As we close in on the end of the first year of this Great Books reading program, I’m looking back over the list of works we’ve read and can’t help being impressed. That list will only grow, of course. I’ll do some breaking down of the numbers from Year One in early January.
Here are the readings for the upcoming week:
- Moby Dick by Herman Melville, Ch. 55-75 (GBWW Vol. 48, pp. 120-154)
- “First Inaugural Address” by Abraham Lincoln (GGB Vol. 6, pp. 747-755)
- An Enquiry Concerning Human Understanding by David Hume, Sections X-XII (GBWW Vol. 33, pp. 488-509)
- Federalist #84-85 (GBWW Vol. 40, pp. 251-259; Antifederalist responses are here)
- On the Loadstone and Magnetic Bodies by William Gilbert, Book IV (GBWW Vol. 26, pp. 77-91)
- The Politics of Aristotle, Book IV (GBWW Vol. 8, pp. 487-502)
This is the thirty-seventh and final week I will schedule something from the Federalist. That’s right: we won’t be plagued by those political centralizers after this week. And speaking of centralizers, Lincoln’s “First Inaugural” is the last selection we’ll be reading from that gentleman’s pen as well.
Here are some observations on last week’s readings:
- Moby Dick by Herman Melville, Chapters 40-54: Once I got over plot-fixation and realized that a novel’s quality is not dependent on a rapid storytelling pace or the suspense the author creates, I came to enjoy the vignettes and digressions common to 19th-century novels. Sir Walter Scott and Victor Hugo in particular can send up 75-page meanderings that have almost nothing to do with the main plot, but are very entertaining in and of themselves . Fifteen minutes into the Town-Ho‘s story (Ch. 54), I forgot all about Ahab and Moby Dick, and I was actually surprised when the whale burst onto the scene to dispose of the ship’s mate.

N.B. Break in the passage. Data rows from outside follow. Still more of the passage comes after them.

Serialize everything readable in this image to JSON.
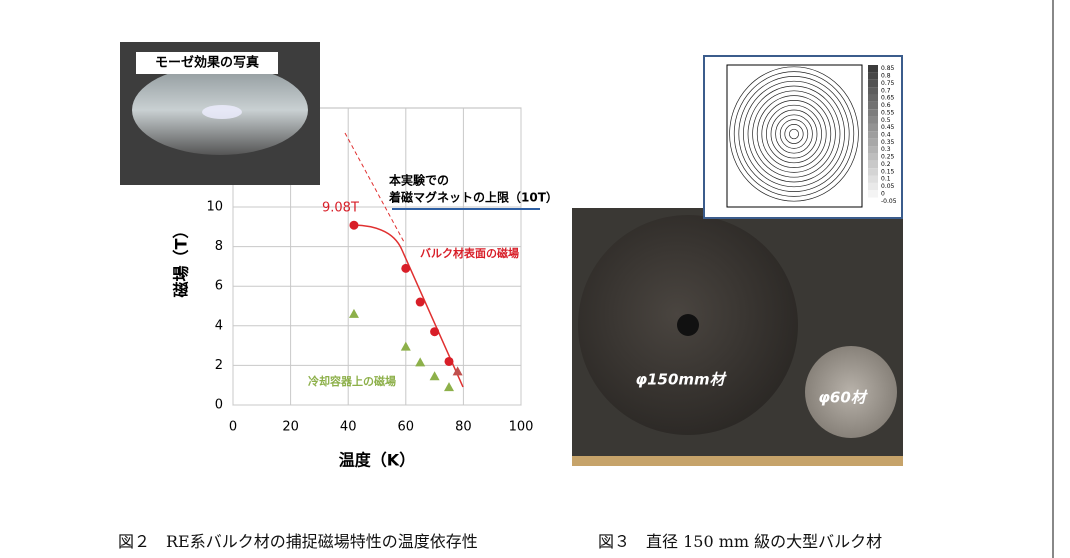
{
  "chart_data": {
    "type": "scatter",
    "xlabel": "温度（K）",
    "ylabel": "磁場（T）",
    "xlim": [
      0,
      100
    ],
    "xticks": [
      0,
      20,
      40,
      60,
      80,
      100
    ],
    "ylim": [
      0,
      15
    ],
    "yticks": [
      0,
      2,
      4,
      6,
      8,
      10
    ],
    "grid": true,
    "series": [
      {
        "name": "バルク材表面の磁場",
        "color": "#d81e28",
        "marker": "circle",
        "x": [
          42,
          60,
          65,
          70,
          75
        ],
        "values": [
          9.08,
          6.9,
          5.2,
          3.7,
          2.2
        ]
      },
      {
        "name": "冷却容器上の磁場",
        "color": "#8db04a",
        "marker": "triangle",
        "x": [
          42,
          60,
          65,
          70,
          75
        ],
        "values": [
          4.6,
          2.95,
          2.15,
          1.45,
          0.9
        ]
      },
      {
        "color": "#c0504d",
        "marker": "triangle",
        "x": [
          78
        ],
        "values": [
          1.7
        ]
      }
    ],
    "annotations": {
      "peak": "9.08T",
      "limit_line1": "本実験での",
      "limit_line2": "着磁マグネットの上限（10T）"
    }
  },
  "photo_label": "モーゼ効果の写真",
  "contour_figure": {
    "colorbar_labels": [
      "0.85",
      "0.8",
      "0.75",
      "0.7",
      "0.65",
      "0.6",
      "0.55",
      "0.5",
      "0.45",
      "0.4",
      "0.35",
      "0.3",
      "0.25",
      "0.2",
      "0.15",
      "0.1",
      "0.05",
      "0",
      "-0.05"
    ]
  },
  "bulk_photo": {
    "large_label": "φ150mm材",
    "small_label": "φ60材"
  },
  "captions": {
    "fig2": "図２　RE系バルク材の捕捉磁場特性の温度依存性",
    "fig3": "図３　直径 150 mm 級の大型バルク材"
  }
}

- “Farewell Address” by George Washington: Washington’s eminently sound and reasonable recommendations read like a laundry list of things our government isn’t doing today. And then there’s Washington’s warning that you can’t have morality without religion. No wonder no one pays attention to this piece anymore.
- An Enquiry Concerning Human Understanding by David Hume, Sections VIII-IX: Well, I suppose if you’re going to deny that we can know anything about causality, then the question of liberty vs. necessity becomes moot. And if induction is not reason, then animals can’t reason. So we have two puzzles of the ages dispensed with by Hume here in a few pages.
- Federalist #82-83: More on the judiciary here. Hamilton attempts to clear up some ambiguity over the respective jurisdictions of the federal and state courts. He also attempts to explain away the lack of any provision for jury trials before the Supreme Court. Fairly technical stuff and not all that interesting.
- On the Loadstone and Magnetic Bodies by William Gilbert, Book III: In this book, Gilbert focuses on the poles of the loadstone and the “opposites attract” idea. What I found most interesting was his discussion of how he tried to replicate the results of some earlier scientists and couldn’t. Conclusion: the earlier scientists had screwed up somewhere.
- The Politics of Aristotle, Book III: You mean you need more than a pulse to be a citizen? If society would relearn the lessons of this book, I think we’d see some big changes. Aristotle demolishes the notion that a “pure” form of government (monarchy, democracy, etc.) ever really concerns itself with the good of the whole people.
This is a week for fireplace reading. I have to submit grades this morning and spend most of my week recording lectures for a project, but the prospect of finishing two major works and making significant progress on three more is good motivation to read.